Quoiqu’il en soit, le dialogue espéré doit aboutir à l’adoption d’une feuille de route consensuelle qui fixe les bases d’une démocratie apaisée, d’un climat social serein et d’une coexistence pacifique, car la Mauritanie nouvelle qu’on veut bâtir passe nécessairement par l’instauration d’un dialogue ouvert, inclusif et élargi à toutes les familles politiques, dans le respect de l’opinion et des choix de chacun afin de préserver le pays de l’appel des mauvaises sirènes ; ce qui suppose la rupture avec l’étroitesse d’esprit, le chauvinisme, l’esprit du clan ou de la tribu. Cela suppose surtout l’ouverture, la tolérance, l’acceptation de l’autre, avec comme priorité la solution aux problèmes cruciaux que connaît le pays.
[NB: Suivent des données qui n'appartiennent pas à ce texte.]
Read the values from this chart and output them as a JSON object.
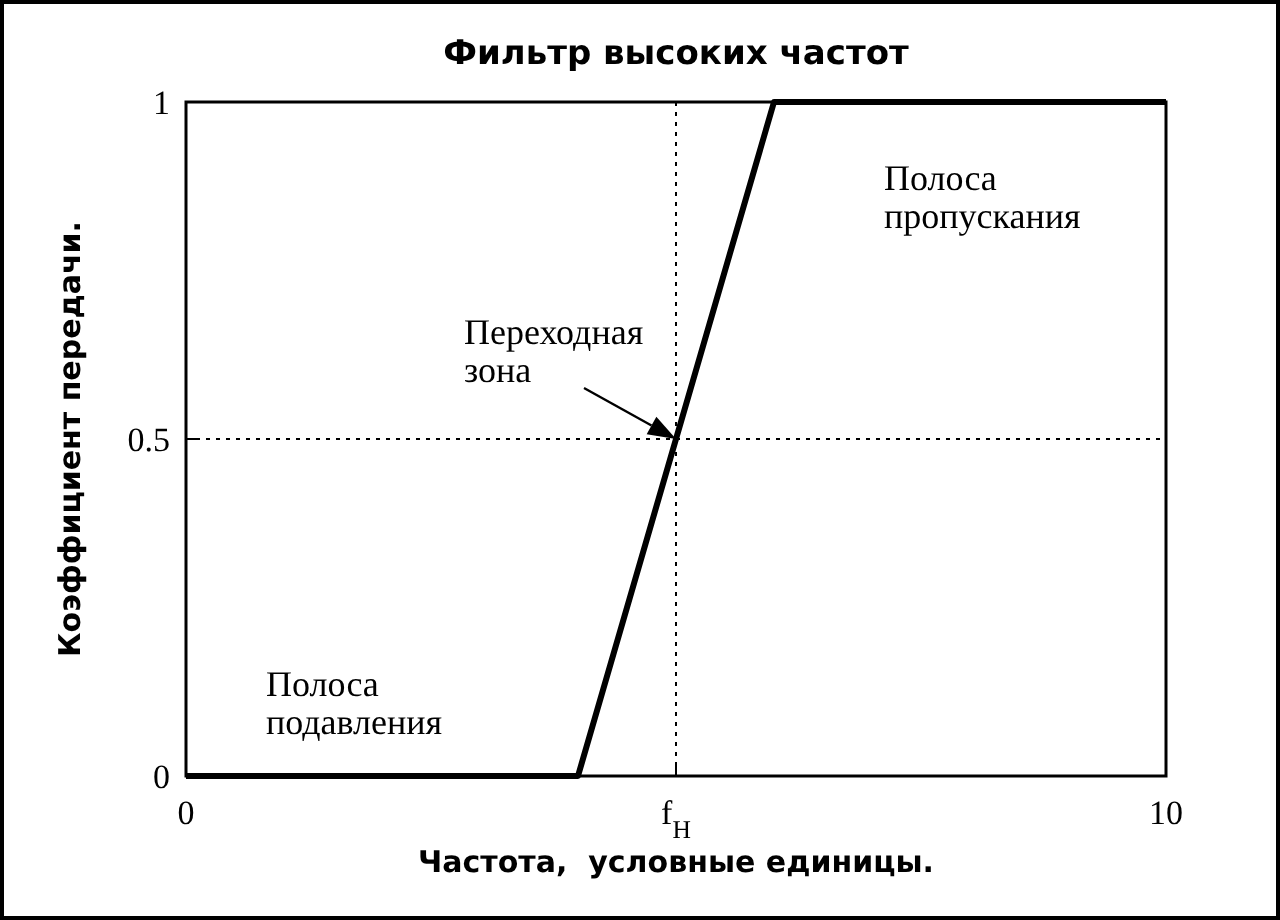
{
  "chart_data": {
    "type": "line",
    "title": "Фильтр высоких частот",
    "xlabel": "Частота,  условные единицы.",
    "ylabel": "Коэффициент передачи.",
    "x": [
      0,
      4,
      6,
      10
    ],
    "series": [
      {
        "color": "#000000",
        "values": [
          0,
          0,
          1,
          1
        ]
      }
    ],
    "xlim": [
      0,
      10
    ],
    "ylim": [
      0,
      1
    ],
    "xticks": [
      0,
      {
        "value": 5,
        "label": "f$_{Н}$"
      },
      10
    ],
    "yticks": [
      0,
      0.5,
      1
    ],
    "ref_lines": [
      {
        "axis": "x",
        "value": 5,
        "color": "#000000",
        "line_style": "dotted"
      },
      {
        "axis": "y",
        "value": 0.5,
        "color": "#000000",
        "line_style": "dotted"
      }
    ],
    "annotations": [
      "Полоса пропускания",
      {
        "text": "Переходная зона",
        "x": 5,
        "y": 0.5
      },
      "Полоса подавления"
    ],
    "grid": false,
    "marker": "none",
    "line_style": "solid"
  }
}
Le dialogue espéré devrait poser les jalons d’une stabilité ne devant pas se résumer à la seule absence de troubles, de coups d’État mais plutôt une stabilité où la bonne santé des populations est une priorité, l’instruction est dispensée à tous, que tous disposent d’eau potable, d’électricité, de nourriture décente ; où l’homme jouit du respect, est vêtu et bien logé dans un État de droit garant du devenir de tous et de tout un chacun.

Enfin, il est important de souligner que l’image que se font les citoyens des politiques est assez écornée, l’élite étant perçue par l’opinion comme une horde d’égoïstes et d’assoiffés de privilèges et de prébendes. Il est reproché à cette élite, à quelques exceptions, son déphasage avec les réalités, et d’être peu ancrée dans son milieu social. On l’accuse d’être adepte des combines et des combinaisons dans le lucre, au point que cette classe dirigeante inspire peu confiance car, hormis les discours creux, nos « cadres » se distinguent plus dans les faits divers que dans les débats de réflexion, de création et de promotion de l’excellence. Leur béni-oui-ouisme a fini de faire d’eux les zélateurs de tous les pouvoirs. Or, l’opinion ne peut plus accepter la gouvernance de l’à-peu-près et la gestion patrimoniale. C’est donc de bon droit que les citoyens, preneurs d’un dialogue entre les acteurs politiques, ne sauraient accepter comme résultats dudit dialogue des ententes tacites qui ne seraient dans l’intérêt général ou des réformes superficielles ou des rafistolages…

Et pour conclure, les parties (pouvoir et opposition) se doivent de faire preuve de dépassement, de responsabilité pour aller dialogue, avec l’espoir que les résultats qui en sortiront soient à la hauteur des attentes car il ne servirait à rien que les protagonistes, versent dans l’entêtement, la contestation permanente, les voies sans issue de la part de l’opposition et le passage en force du pouvoir.

La démocratie et l’Etat de droit ne sauraient progresser, s’enraciner sans un dialogue fécond et des consensus forts.